Cette fête existait dès les premiers siècles à Jérusalem (on l’appelait alors la « Rencontre solennelle »). Une procession passant par les rues de la ville rappelait le voyage de la Sainte Famille, avec Jésus nouveau-né, depuis Bethléem jusqu’à Jérusalem. Aujourd’hui encore, la sainte liturgie prévoit une procession, à laquelle, depuis le 10e siècle, s’est ajoutée la bénédiction des cierges qui a donné à cette fête le nom populaire de « Chandeleur ». La lumière remise entre nos mains nous associe à Syméon et Anne accueillant l’Enfant « lumière pour éclairer les nations païennes », ainsi que le chante Syméon en reprenant les paroles du prophète Isaïe aux chapitres 42 et 49, à propos du Serviteur du Seigneur. Syméon, un homme juste et craignant Dieu qui « soupirait » après la Consolation d’Israël, pressent la chaleur de ce feu qu’il va recevoir : « Poussé par l’Esprit, Syméon vint au temple¼ prit l’enfant dans ses bras et il bénit Dieu ». Comme l’avaient fait auparavant Marie et Joseph, Syméon « prend avec lui l’enfant » et il est tout rempli d’une consolation sans limites, au point que, de son cœur, monte l’une des prières plus belles des Écritures : « Maintenant, ô Maître, tu peux laisser ton serviteur s’en aller dans la paix... Car mes yeux ont vu ton salut, que tu as préparé à la face de tous les peuples : lumière pour éclairer les nations païennes » (Lc 2, 29-32). Syméon était âgé, de même que la prophétesse Anne (l’Évangile précise que celle-ci avait 84 ans). Tous deux représentent Israël et l’humanité tout entière qui attend sa « rédemption », mais aujourd’hui nous pouvons aussi voir en eux toutes les personnes âgées, tous nos aînés.
Eh bien, Syméon et Anne sont l’exemple d’une belle vieillesse. Il est de plus en plus fréquent dans notre société de rencontrer des personnes âgées, hommes et femmes, qui ne songent plus qu’à leur avenir avec tristesse et résignation. Leur seule consolation, lorsqu’elle est possible, est de regretter une jeunesse révolue. L’Évangile de ce jour semble leur dire à voix haute – et il est juste de le crier dans cette société devenue particulièrement cruelle avec les personnes âgées – que le temps de la vieillesse n’est pas un naufrage, une disgrâce, une malédiction, ni un temps qu’il faudrait subir tristement plutôt que de le vivre dans l’espérance. Syméon et Anne semblent se détacher de ce chœur fourni de personnes tristes et angoissées, pour venir nous dire à tous : « Il est beau d’être âgés ! Oui, la vieillesse peut être vécue avec joie ». Leur chant est inconcevable et incompréhensible dans une société où tout ce qui compte c’est la force et la richesse, alors même que cette conception de l’existence provoque bien des violences et des cruautés.
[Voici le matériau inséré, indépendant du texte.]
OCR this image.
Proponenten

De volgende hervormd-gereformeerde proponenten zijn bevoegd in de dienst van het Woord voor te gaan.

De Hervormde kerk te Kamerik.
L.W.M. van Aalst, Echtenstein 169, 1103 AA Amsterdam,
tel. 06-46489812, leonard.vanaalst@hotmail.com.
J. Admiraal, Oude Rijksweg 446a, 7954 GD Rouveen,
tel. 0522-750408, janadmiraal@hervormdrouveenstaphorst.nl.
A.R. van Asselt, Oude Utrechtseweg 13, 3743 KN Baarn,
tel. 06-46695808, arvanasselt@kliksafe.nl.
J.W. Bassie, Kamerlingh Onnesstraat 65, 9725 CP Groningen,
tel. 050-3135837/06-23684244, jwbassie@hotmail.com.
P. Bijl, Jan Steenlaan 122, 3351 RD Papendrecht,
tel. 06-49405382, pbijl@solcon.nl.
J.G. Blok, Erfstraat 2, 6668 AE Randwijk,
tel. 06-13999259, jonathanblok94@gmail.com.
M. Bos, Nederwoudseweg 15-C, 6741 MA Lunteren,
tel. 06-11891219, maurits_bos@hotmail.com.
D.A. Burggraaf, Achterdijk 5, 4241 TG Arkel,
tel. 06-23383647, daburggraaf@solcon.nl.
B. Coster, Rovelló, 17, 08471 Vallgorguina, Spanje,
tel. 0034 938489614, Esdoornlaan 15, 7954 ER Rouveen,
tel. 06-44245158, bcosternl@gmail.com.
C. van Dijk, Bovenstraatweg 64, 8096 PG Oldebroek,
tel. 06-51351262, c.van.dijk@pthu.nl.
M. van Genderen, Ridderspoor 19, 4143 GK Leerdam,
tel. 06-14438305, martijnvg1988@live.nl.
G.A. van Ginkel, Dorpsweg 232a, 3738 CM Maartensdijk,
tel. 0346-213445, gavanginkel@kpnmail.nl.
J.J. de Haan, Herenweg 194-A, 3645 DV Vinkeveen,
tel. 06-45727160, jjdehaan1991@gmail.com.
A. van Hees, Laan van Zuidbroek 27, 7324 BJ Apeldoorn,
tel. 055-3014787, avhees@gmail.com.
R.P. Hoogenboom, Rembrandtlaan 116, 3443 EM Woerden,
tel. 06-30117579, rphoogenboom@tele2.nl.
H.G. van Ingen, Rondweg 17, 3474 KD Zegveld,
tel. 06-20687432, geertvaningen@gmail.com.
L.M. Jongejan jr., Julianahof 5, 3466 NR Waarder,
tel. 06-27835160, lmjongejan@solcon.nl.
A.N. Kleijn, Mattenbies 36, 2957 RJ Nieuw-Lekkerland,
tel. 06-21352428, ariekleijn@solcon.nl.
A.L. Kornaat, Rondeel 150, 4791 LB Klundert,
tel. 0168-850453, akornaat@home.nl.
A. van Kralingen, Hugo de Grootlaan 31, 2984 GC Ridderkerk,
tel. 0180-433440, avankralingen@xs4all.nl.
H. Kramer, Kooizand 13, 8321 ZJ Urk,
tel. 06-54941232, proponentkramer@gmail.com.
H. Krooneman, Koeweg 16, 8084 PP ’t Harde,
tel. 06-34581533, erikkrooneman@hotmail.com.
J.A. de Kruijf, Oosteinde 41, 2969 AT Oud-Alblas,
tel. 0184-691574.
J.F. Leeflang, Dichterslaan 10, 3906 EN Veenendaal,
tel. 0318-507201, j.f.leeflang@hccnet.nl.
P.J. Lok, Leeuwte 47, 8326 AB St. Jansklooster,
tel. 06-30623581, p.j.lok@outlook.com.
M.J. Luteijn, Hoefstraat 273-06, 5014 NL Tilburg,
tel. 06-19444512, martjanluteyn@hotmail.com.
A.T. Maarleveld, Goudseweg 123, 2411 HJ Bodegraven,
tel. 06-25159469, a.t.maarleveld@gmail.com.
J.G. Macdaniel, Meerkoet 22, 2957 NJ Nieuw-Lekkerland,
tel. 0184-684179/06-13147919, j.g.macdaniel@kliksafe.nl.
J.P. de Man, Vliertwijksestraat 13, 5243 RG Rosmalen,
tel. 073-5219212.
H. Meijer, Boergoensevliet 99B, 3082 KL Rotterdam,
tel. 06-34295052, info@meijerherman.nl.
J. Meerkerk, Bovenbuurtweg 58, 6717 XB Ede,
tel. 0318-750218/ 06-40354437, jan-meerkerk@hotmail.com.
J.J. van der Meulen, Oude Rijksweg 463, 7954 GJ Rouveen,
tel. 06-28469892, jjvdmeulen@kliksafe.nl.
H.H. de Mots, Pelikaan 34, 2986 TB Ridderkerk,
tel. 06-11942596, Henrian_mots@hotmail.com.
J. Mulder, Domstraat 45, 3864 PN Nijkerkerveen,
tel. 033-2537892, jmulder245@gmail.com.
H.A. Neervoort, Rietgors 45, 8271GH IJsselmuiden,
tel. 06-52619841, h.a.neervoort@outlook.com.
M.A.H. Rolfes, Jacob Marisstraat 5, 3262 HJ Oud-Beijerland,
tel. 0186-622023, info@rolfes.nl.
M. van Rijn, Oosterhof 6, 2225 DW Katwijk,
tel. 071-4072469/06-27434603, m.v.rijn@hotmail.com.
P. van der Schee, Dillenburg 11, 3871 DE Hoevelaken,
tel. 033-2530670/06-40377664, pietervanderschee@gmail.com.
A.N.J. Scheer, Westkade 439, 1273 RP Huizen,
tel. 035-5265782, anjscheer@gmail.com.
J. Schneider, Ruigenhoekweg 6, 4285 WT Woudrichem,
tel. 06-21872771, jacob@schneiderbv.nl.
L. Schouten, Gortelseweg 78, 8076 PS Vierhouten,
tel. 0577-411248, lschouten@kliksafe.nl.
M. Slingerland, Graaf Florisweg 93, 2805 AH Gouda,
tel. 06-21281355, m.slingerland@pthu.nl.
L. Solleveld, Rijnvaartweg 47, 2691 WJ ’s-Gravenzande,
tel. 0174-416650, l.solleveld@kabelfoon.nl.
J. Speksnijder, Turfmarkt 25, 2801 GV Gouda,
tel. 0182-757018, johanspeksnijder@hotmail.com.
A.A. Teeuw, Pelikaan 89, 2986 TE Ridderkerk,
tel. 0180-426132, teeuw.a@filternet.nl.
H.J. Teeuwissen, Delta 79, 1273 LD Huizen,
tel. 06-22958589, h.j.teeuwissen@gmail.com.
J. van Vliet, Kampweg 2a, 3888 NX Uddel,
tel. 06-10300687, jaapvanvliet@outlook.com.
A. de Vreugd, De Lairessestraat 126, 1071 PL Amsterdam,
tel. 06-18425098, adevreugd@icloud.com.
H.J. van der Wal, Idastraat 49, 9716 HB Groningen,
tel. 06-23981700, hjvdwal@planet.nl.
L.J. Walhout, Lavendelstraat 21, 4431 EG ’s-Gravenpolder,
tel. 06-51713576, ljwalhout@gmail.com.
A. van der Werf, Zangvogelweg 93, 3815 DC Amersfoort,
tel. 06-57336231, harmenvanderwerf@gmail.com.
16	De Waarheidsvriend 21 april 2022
Aujourd’hui, Syméon et Anne viennent à notre rencontre : ce sont eux qui annoncent l’Évangile, la bonne nouvelle à notre société tout entière. Ils n’ont pas fermé les yeux sur leur faiblesse, sur leurs forces qui déclinent. Dans cet Enfant, ils ont trouvé une compagnie nouvelle, une énergie nouvelle, un sens à leur vieillesse elle-même. Après avoir pris l’Enfant dans ses bras, Syméon a pu chanter le Nunc dimittis mais pas avec la tristesse de celui qui aurait gaspillé sa vie ou qui ne saurait pas ce qui se passe autour de lui. Quant à Anne, cette femme âgée, elle a reçu de cette rencontre une force nouvelle pour « proclamer les louanges de Dieu » et « parler de l’enfant » à tous ceux qu’elle rencontrait.